Banks are more interested in cryptocurrencies than at any previous time – but they need to be careful, a U.S. federal regulator said Monday.
The Office of the Comptroller of the Currency (OCC) published its Semiannual Risk Perspective report for the fall of 2021, outlining what the agency sees as the key and emerging risks banks should be aware of. Digital assets have been in the report before, but the Fall 2021 report has the most in-depth analysis of how digital assets might interact with the banking sector.
“Distributed ledger technology and digital assets, including stablecoins and other crypto assets, may broaden delivery channels and the functionality of financial services,” the report says. “The OCC is approaching crypto-related activities in the federal banking system very carefully with a high degree of caution and expects its supervised institutions to do the same.”
Banks and other regulated institutions should check with their OCC supervisor before they begin offering any services in the digital asset sector, the report says.
These services can include custody, derivatives products and access to third-party crypto products.
“This includes ensuring sufficient knowledge and expertise in the underlying products and services and processes to identify and address strategic, operational, compliance and reputational risks. Sound risk management of crypto-related product offerings includes alignment with a bank’s strategic goals, risk appetite, resources and expertise,” the report says.
While the report says digital assets can lead to “opportunities” for the banking sector, it emphasizes there are risks to banks if they delve into this new asset class.
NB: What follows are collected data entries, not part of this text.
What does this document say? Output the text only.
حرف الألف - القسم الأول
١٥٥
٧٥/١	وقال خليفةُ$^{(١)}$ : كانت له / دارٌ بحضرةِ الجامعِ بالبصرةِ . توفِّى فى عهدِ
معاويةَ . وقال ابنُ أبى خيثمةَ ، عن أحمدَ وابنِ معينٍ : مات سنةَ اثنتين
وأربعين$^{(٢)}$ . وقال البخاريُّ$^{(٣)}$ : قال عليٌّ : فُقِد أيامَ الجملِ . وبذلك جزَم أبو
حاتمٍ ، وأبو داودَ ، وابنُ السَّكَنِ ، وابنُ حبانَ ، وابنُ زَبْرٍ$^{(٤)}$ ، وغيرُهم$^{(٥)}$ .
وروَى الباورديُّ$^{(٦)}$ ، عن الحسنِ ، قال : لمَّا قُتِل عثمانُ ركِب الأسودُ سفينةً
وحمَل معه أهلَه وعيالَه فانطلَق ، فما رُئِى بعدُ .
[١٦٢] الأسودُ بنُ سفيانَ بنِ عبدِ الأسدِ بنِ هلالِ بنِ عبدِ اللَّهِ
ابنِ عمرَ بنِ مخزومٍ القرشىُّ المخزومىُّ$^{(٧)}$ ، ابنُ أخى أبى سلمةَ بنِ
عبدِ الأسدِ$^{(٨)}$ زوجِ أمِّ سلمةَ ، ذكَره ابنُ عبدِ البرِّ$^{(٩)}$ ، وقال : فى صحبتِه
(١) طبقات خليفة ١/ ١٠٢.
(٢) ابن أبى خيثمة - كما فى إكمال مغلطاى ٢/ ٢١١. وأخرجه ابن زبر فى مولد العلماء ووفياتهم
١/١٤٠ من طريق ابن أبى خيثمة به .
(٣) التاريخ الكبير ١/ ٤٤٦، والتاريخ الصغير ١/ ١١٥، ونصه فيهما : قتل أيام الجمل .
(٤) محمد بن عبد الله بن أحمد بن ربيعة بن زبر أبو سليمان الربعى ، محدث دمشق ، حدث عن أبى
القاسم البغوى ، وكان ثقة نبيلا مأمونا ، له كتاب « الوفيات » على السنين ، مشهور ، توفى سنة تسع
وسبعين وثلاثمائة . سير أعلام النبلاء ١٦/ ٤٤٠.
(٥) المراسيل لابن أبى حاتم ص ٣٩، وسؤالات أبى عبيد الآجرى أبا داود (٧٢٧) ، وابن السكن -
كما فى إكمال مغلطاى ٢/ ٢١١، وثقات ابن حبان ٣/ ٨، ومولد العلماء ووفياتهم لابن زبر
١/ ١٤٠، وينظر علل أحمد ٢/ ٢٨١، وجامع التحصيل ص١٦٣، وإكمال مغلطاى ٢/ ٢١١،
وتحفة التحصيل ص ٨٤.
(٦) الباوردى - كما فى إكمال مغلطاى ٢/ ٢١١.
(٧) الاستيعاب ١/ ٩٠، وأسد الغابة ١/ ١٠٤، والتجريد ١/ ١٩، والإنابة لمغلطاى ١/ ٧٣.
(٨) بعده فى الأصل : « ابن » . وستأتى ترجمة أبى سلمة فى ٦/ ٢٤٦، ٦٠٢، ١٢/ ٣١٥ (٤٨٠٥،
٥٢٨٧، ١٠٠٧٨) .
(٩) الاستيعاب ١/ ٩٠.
The OCC intends to provide more guidance for banks in the coming year as well, outlining how specifically banks can take up crypto offerings.
The report points to recent publications by groups the OCC was part of, including the President’s Working Group on Financial Markets’ report on stablecoins and the joint interagency sprint team that included the Federal Reserve and Federal Deposit Insurance Corp. (FDIC) as examples of additional clarity that is yet to come.